Are you as sick as I am of those obnoxious TV ads for auto insurance? That looks like vigorous free-market competition, except that the market exists only because state law requires all drivers to buy the insurance. Even if the law is unevenly enforced (Yes, we know!) this market was made by government.
Several lines of insurance are like that. Companies may be competing with each other, but they are selling to consumers who have little or no choice but to buy the product, and the product itself is highly regulated. (I have previously written about New Mexico title insurance.)
The recent “pay to play” scandal, involving several billion dollars in public investment funds, reminded us of how a few investment experts get rich advising government on investing taxpayer money. Millions of dollars were paid to agents and marketers to steer New Mexico’s state investment funds to favored firms. Aside from the scandal, the industry regards the size of the fees as legitimate reward for handling that much money – and that much money is commonly found in government funds or other regulated institutional funds.

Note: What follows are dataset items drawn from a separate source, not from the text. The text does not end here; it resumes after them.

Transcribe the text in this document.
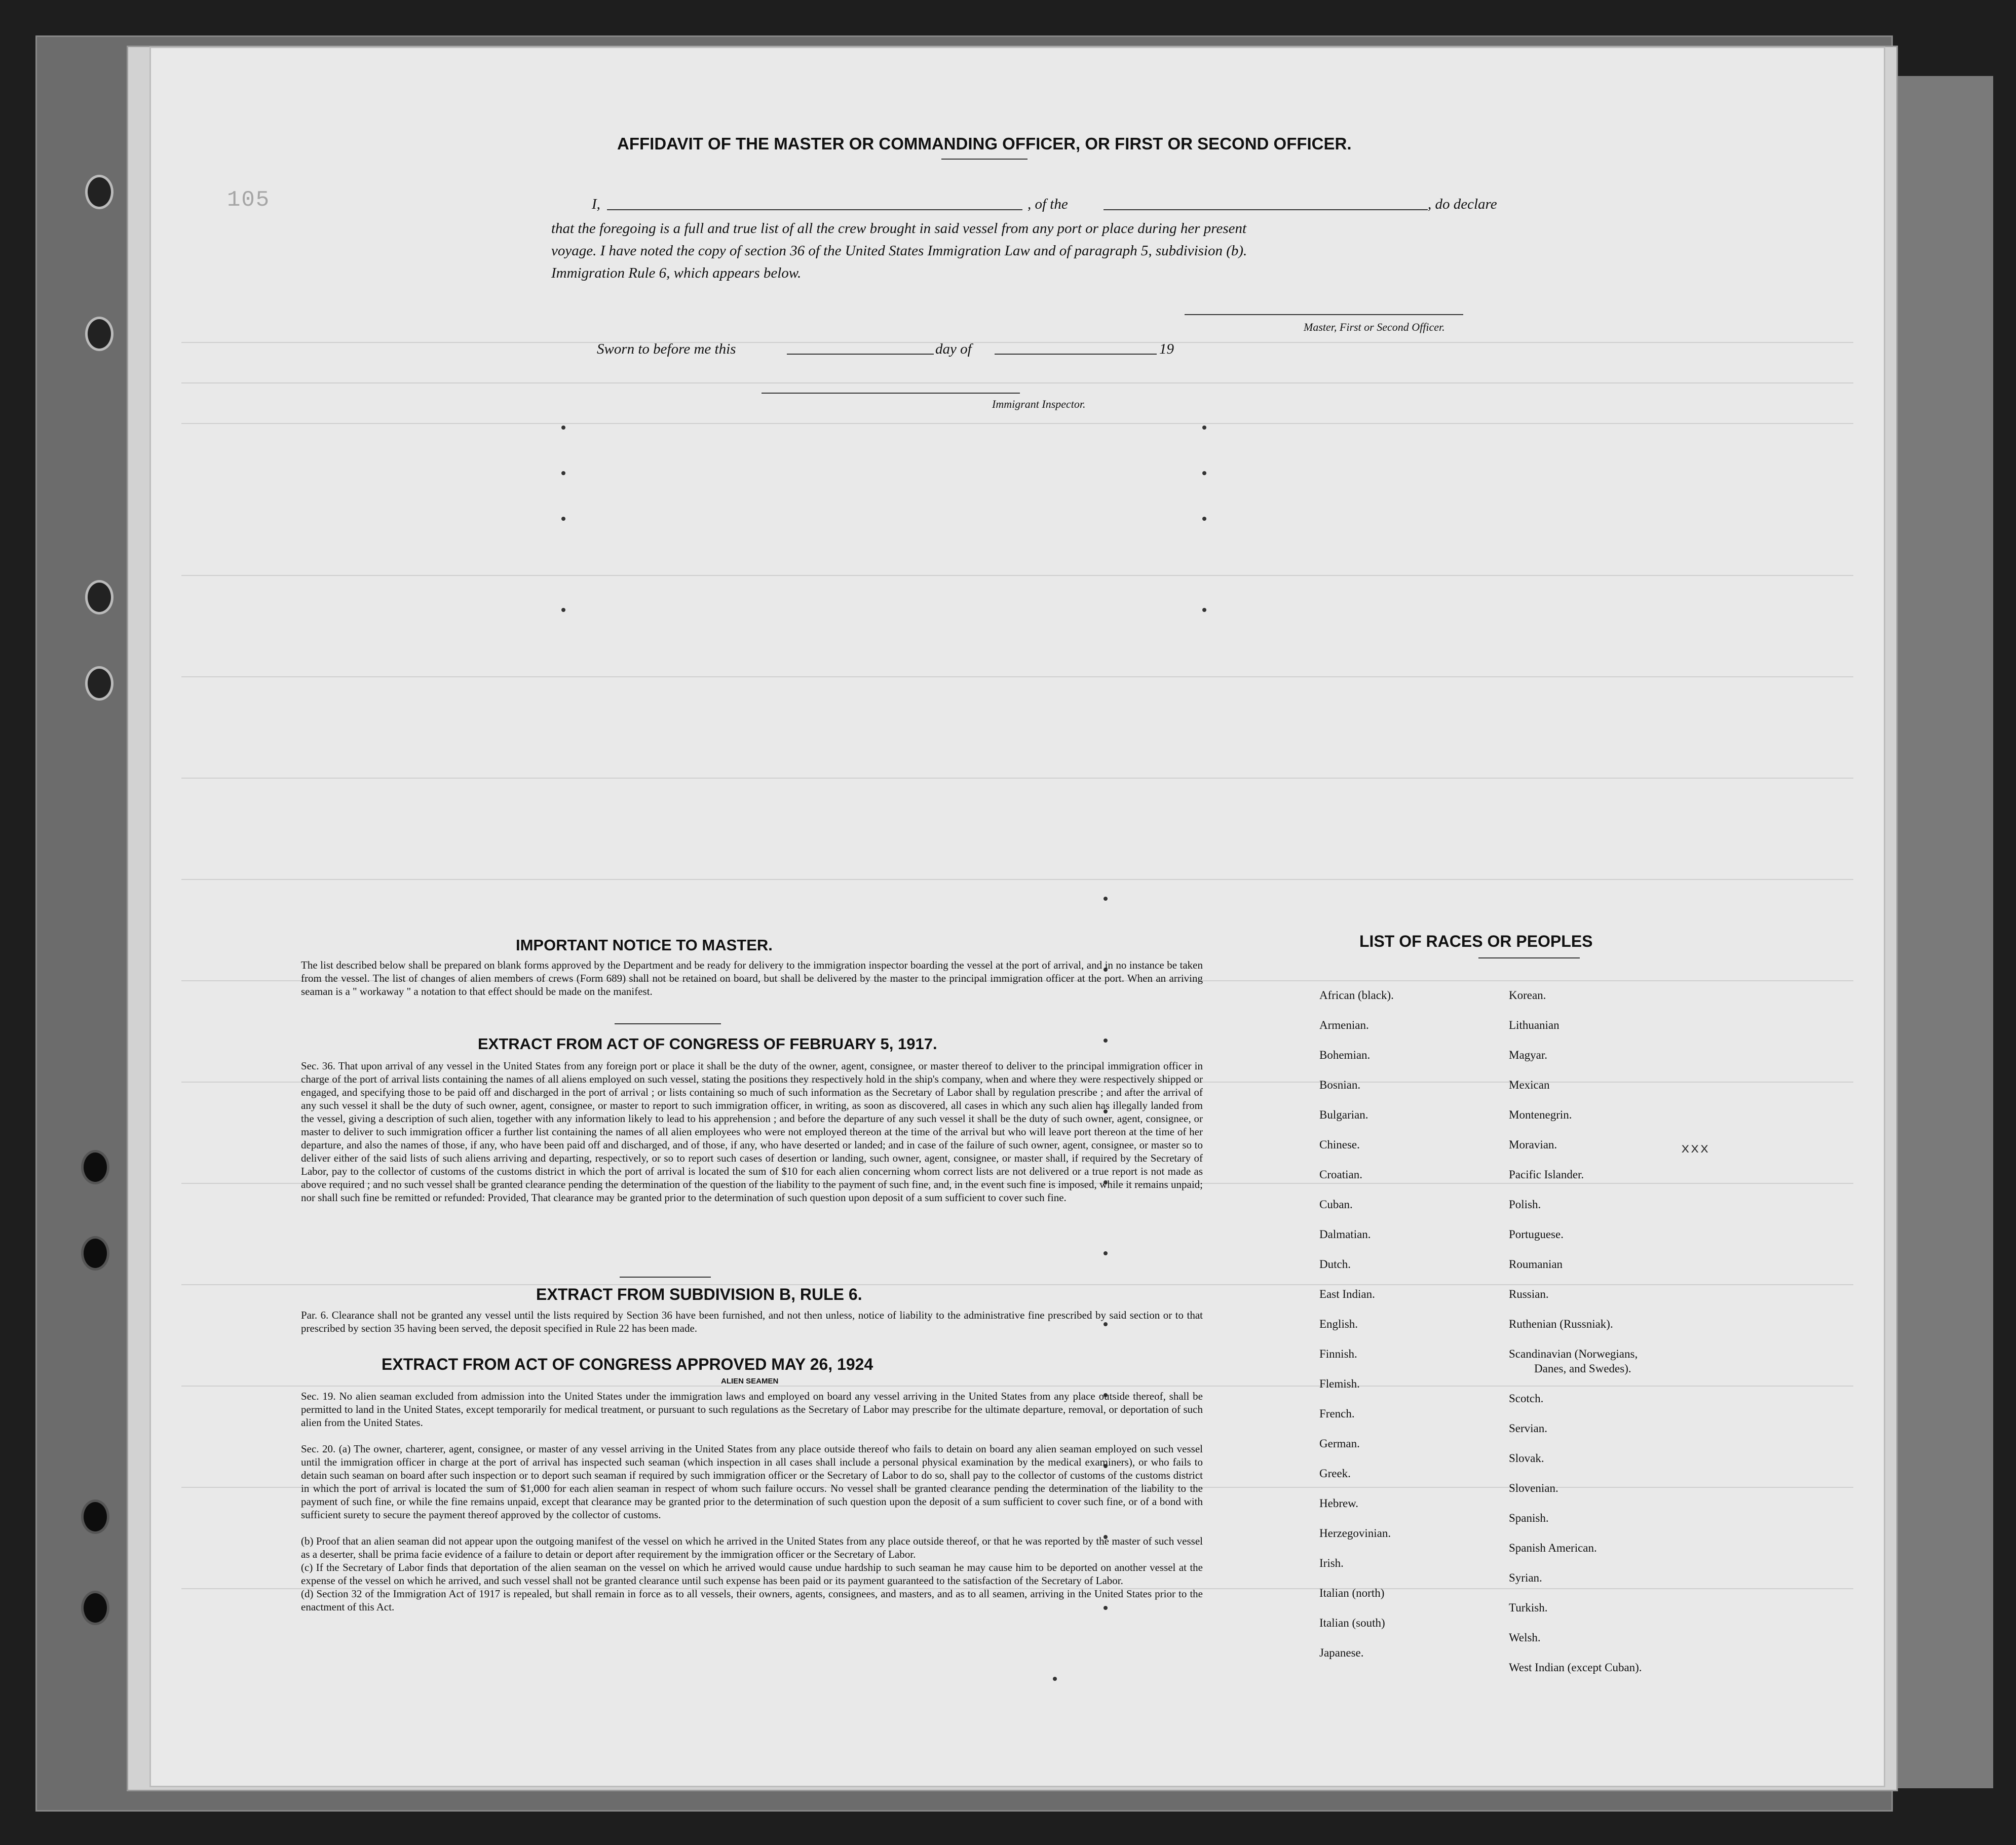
105
AFFIDAVIT OF THE MASTER OR COMMANDING OFFICER, OR FIRST OR SECOND OFFICER.
I,	, of the	, do declare
that the foregoing is a full and true list of all the crew brought in said vessel from any port or place during her present
voyage. I have noted the copy of section 36 of the United States Immigration Law and of paragraph 5, subdivision (b).
Immigration Rule 6, which appears below.
Master, First or Second Officer.
Sworn to before me this	day of	19
Immigrant Inspector.
IMPORTANT NOTICE TO MASTER.
The list described below shall be prepared on blank forms approved by the Department and be ready for delivery to the immigration inspector boarding the vessel at the port of arrival, and in no instance be taken from the vessel. The list of changes of alien members of crews (Form 689) shall not be retained on board, but shall be delivered by the master to the principal immigration officer at the port. When an arriving seaman is a " workaway " a notation to that effect should be made on the manifest.
EXTRACT FROM ACT OF CONGRESS OF FEBRUARY 5, 1917.
Sec. 36. That upon arrival of any vessel in the United States from any foreign port or place it shall be the duty of the owner, agent, consignee, or master thereof to deliver to the principal immigration officer in charge of the port of arrival lists containing the names of all aliens employed on such vessel, stating the positions they respectively hold in the ship's company, when and where they were respectively shipped or engaged, and specifying those to be paid off and discharged in the port of arrival ; or lists containing so much of such information as the Secretary of Labor shall by regulation prescribe ; and after the arrival of any such vessel it shall be the duty of such owner, agent, consignee, or master to report to such immigration officer, in writing, as soon as discovered, all cases in which any such alien has illegally landed from the vessel, giving a description of such alien, together with any information likely to lead to his apprehension ; and before the departure of any such vessel it shall be the duty of such owner, agent, consignee, or master to deliver to such immigration officer a further list containing the names of all alien employees who were not employed thereon at the time of the arrival but who will leave port thereon at the time of her departure, and also the names of those, if any, who have been paid off and discharged, and of those, if any, who have deserted or landed; and in case of the failure of such owner, agent, consignee, or master so to deliver either of the said lists of such aliens arriving and departing, respectively, or so to report such cases of desertion or landing, such owner, agent, consignee, or master shall, if required by the Secretary of Labor, pay to the collector of customs of the customs district in which the port of arrival is located the sum of $10 for each alien concerning whom correct lists are not delivered or a true report is not made as above required ; and no such vessel shall be granted clearance pending the determination of the question of the liability to the payment of such fine, and, in the event such fine is imposed, while it remains unpaid; nor shall such fine be remitted or refunded: Provided, That clearance may be granted prior to the determination of such question upon deposit of a sum sufficient to cover such fine.
EXTRACT FROM SUBDIVISION B, RULE 6.
Par. 6. Clearance shall not be granted any vessel until the lists required by Section 36 have been furnished, and not then unless, notice of liability to the administrative fine prescribed by said section or to that prescribed by section 35 having been served, the deposit specified in Rule 22 has been made.
EXTRACT FROM ACT OF CONGRESS APPROVED MAY 26, 1924
ALIEN SEAMEN
Sec. 19. No alien seaman excluded from admission into the United States under the immigration laws and employed on board any vessel arriving in the United States from any place outside thereof, shall be permitted to land in the United States, except temporarily for medical treatment, or pursuant to such regulations as the Secretary of Labor may prescribe for the ultimate departure, removal, or deportation of such alien from the United States.
Sec. 20. (a) The owner, charterer, agent, consignee, or master of any vessel arriving in the United States from any place outside thereof who fails to detain on board any alien seaman employed on such vessel until the immigration officer in charge at the port of arrival has inspected such seaman (which inspection in all cases shall include a personal physical examination by the medical examiners), or who fails to detain such seaman on board after such inspection or to deport such seaman if required by such immigration officer or the Secretary of Labor to do so, shall pay to the collector of customs of the customs district in which the port of arrival is located the sum of $1,000 for each alien seaman in respect of whom such failure occurs. No vessel shall be granted clearance pending the determination of the liability to the payment of such fine, or while the fine remains unpaid, except that clearance may be granted prior to the determination of such question upon the deposit of a sum sufficient to cover such fine, or of a bond with sufficient surety to secure the payment thereof approved by the collector of customs.
(b) Proof that an alien seaman did not appear upon the outgoing manifest of the vessel on which he arrived in the United States from any place outside thereof, or that he was reported by the master of such vessel as a deserter, shall be prima facie evidence of a failure to detain or deport after requirement by the immigration officer or the Secretary of Labor.
(c) If the Secretary of Labor finds that deportation of the alien seaman on the vessel on which he arrived would cause undue hardship to such seaman he may cause him to be deported on another vessel at the expense of the vessel on which he arrived, and such vessel shall not be granted clearance until such expense has been paid or its payment guaranteed to the satisfaction of the Secretary of Labor.
(d) Section 32 of the Immigration Act of 1917 is repealed, but shall remain in force as to all vessels, their owners, agents, consignees, and masters, and as to all seamen, arriving in the United States prior to the enactment of this Act.
LIST OF RACES OR PEOPLES
African (black).
Armenian.
Bohemian.
Bosnian.
Bulgarian.
Chinese.
Croatian.
Cuban.
Dalmatian.
Dutch.
East Indian.
English.
Finnish.
Flemish.
French.
German.
Greek.
Hebrew.
Herzegovinian.
Irish.
Italian (north)
Italian (south)
Japanese.
Korean.
Lithuanian
Magyar.
Mexican
Montenegrin.
Moravian.
Pacific Islander.
Polish.
Portuguese.
Roumanian
Russian.
Ruthenian (Russniak).
Scandinavian (Norwegians,
Danes, and Swedes).
Scotch.
Servian.
Slovak.
Slovenian.
Spanish.
Spanish American.
Syrian.
Turkish.
Welsh.
West Indian (except Cuban).
xxx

An oil man recently told me about an under-reported aspect of New Mexico’s notorious pit rule. The rule imposes new standards for how the pits created by oil drilling must be cleaned up. Did you think the controversy was between the oil industry and environmentalists? Not quite, says my oil man friend. The oil industry’s cost is the disposal industry’s profit. Somebody’s making money from that regulation.
And we learned a few weeks ago that the company with the contract for Albuquerque’s red-light camera program was also funding the publicity campaign to continue the program.
Professional athletes, admired national symbols of individual achievement, play in taxpayer-funded fields and stadiums, with team owners forcing cities to compete for the most lucrative deals, in leagues protected from competition by anti-trust exemptions. New Mexico’s investments in film industry infrastructure are threatened by more generous subsidies from other states.
Much of what is done in America these days in the name of entrepreneurism involves devising clever new ways to make money from opportunities created by government programs, government spending, or government regulations, from school milk programs to highway construction, scientific research and industrial safety. Not exactly the Steve Jobs model.
This is not to denigrate the many business people who work hard to provide quality, cost-effective products and services to government or to citizens because of government – or the value of those services themselves. But I wish that when we talk about tax and economic policy, we’d restrain the pious platitudes about the virtues of the free market.